Neural network

The key difference is it combines non-linear function with linear function. It could implement any function by using enough neural.

Before, we could learn $h_\theta(x)=\theta^T\phi(x)$, if we still set $\phi(x)$ to be a linear function, which we think it should be a two-stage function, but in the end it is still a one stage linear function.

Hypothesis function

Neural networks are a simple extension of this idea, where we additionally apply a non-linear function after each linear transformation.

$$h_\theta(x) = f_2(W_2f_1(W_1x+b_1)+b_2)$$, here $h_1$ and $h_2$ are all non-linear function.

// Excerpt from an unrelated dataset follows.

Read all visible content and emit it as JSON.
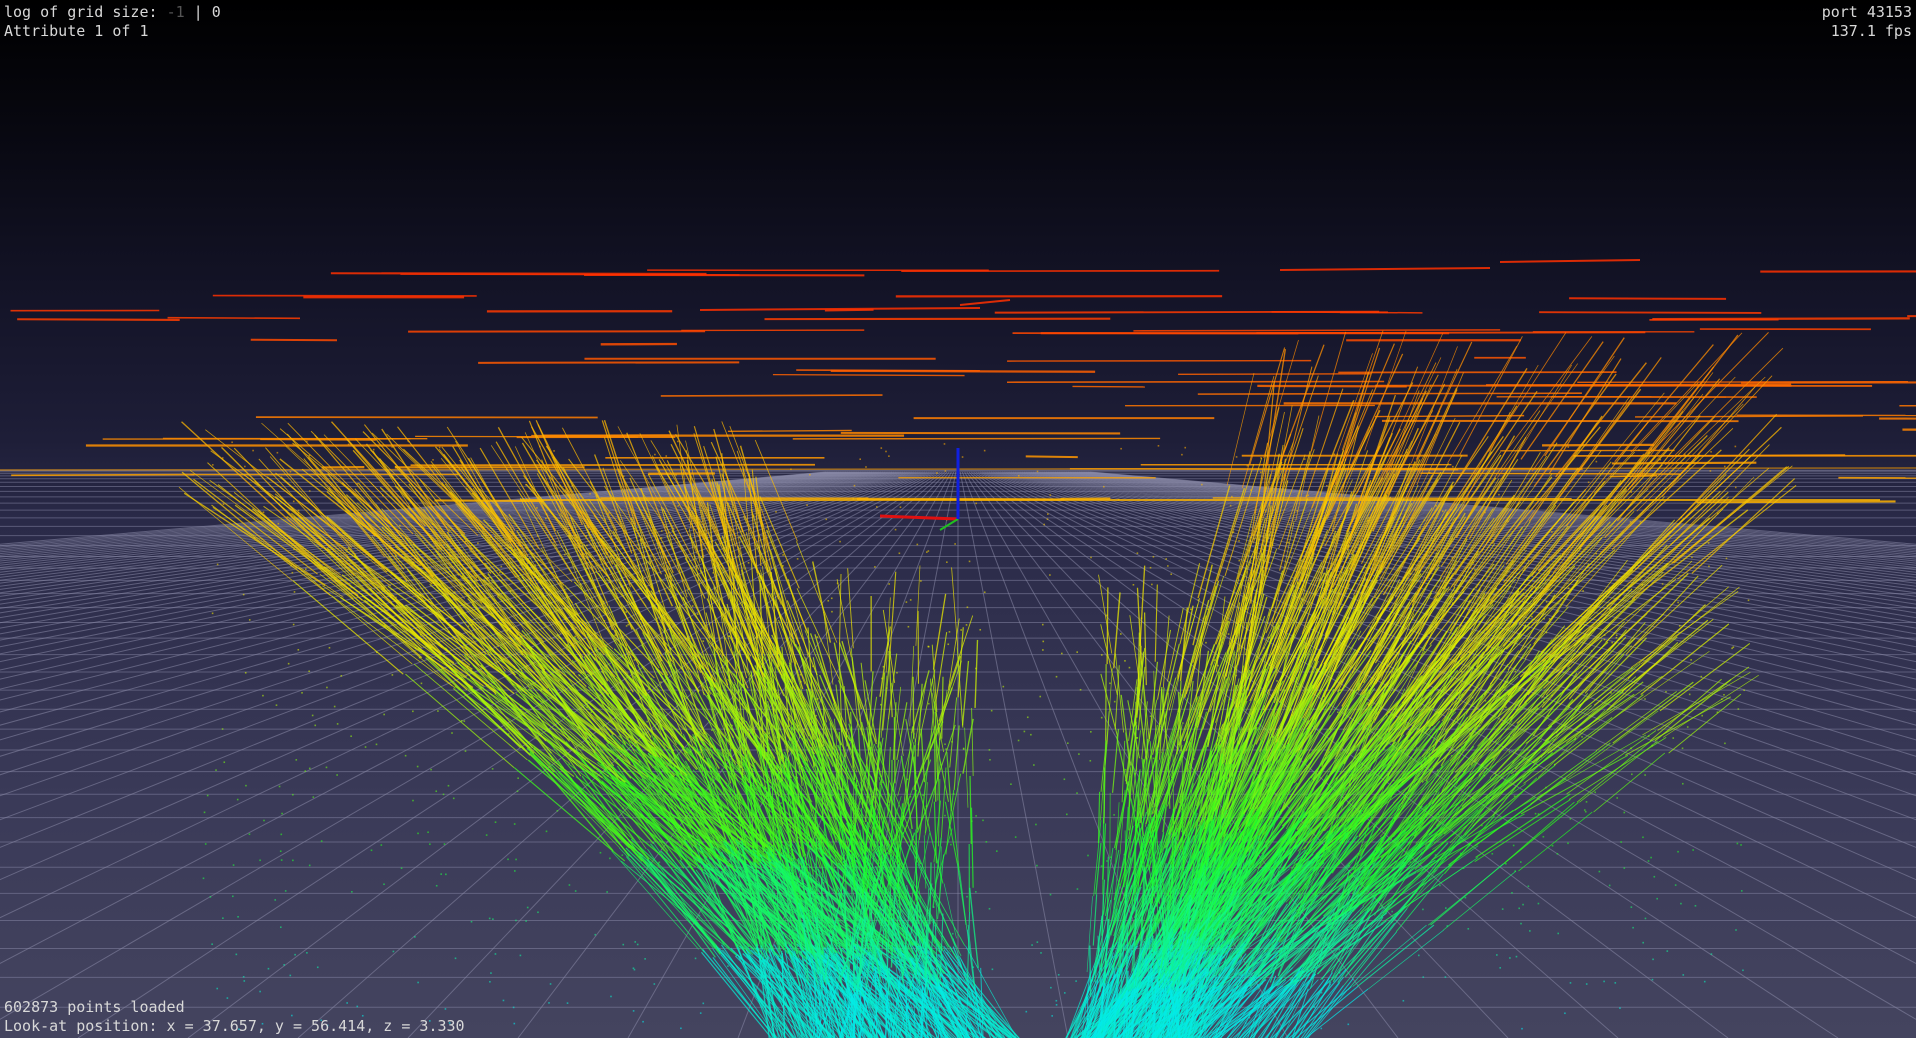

A neural network will a single hidden layers (and enough hidden units) is a universal function approximator, can approximate any function over inputs.

In practice, not that relevant (similar to how polynomials can fit any function), and the more important aspect is that they appear to work very well in practice for many domains

The hypothesis $h_\theta(x)$ is not a convex function of parameters $\theta={W_i,b_i}$, so we have possibility of local optima

Architectural choices (how many layers, how they are connected, etc), become important algorithmic design choices (i.e. hyperparameters)

“Deep learning” refers (almost always) to machine learning using neural network models with multiple hidden layers

optimization

Key challenge for neural networks: often have very large number of samples, computing gradients can be computationally intensive.

Alternative approach, stochastic gradient descent (SGD): adjust parameters based upon just one sample.

For i = 1..m $$\theta = \theta -\nabla_{\theta} \ell(h_\theta(x^{(i)}),y^{(i)})$$

We often do this in mini batch. And we could get $\nabla_{\theta} \ell(h_\theta(x^{(i)}),y^{(i)})$ from back propagation.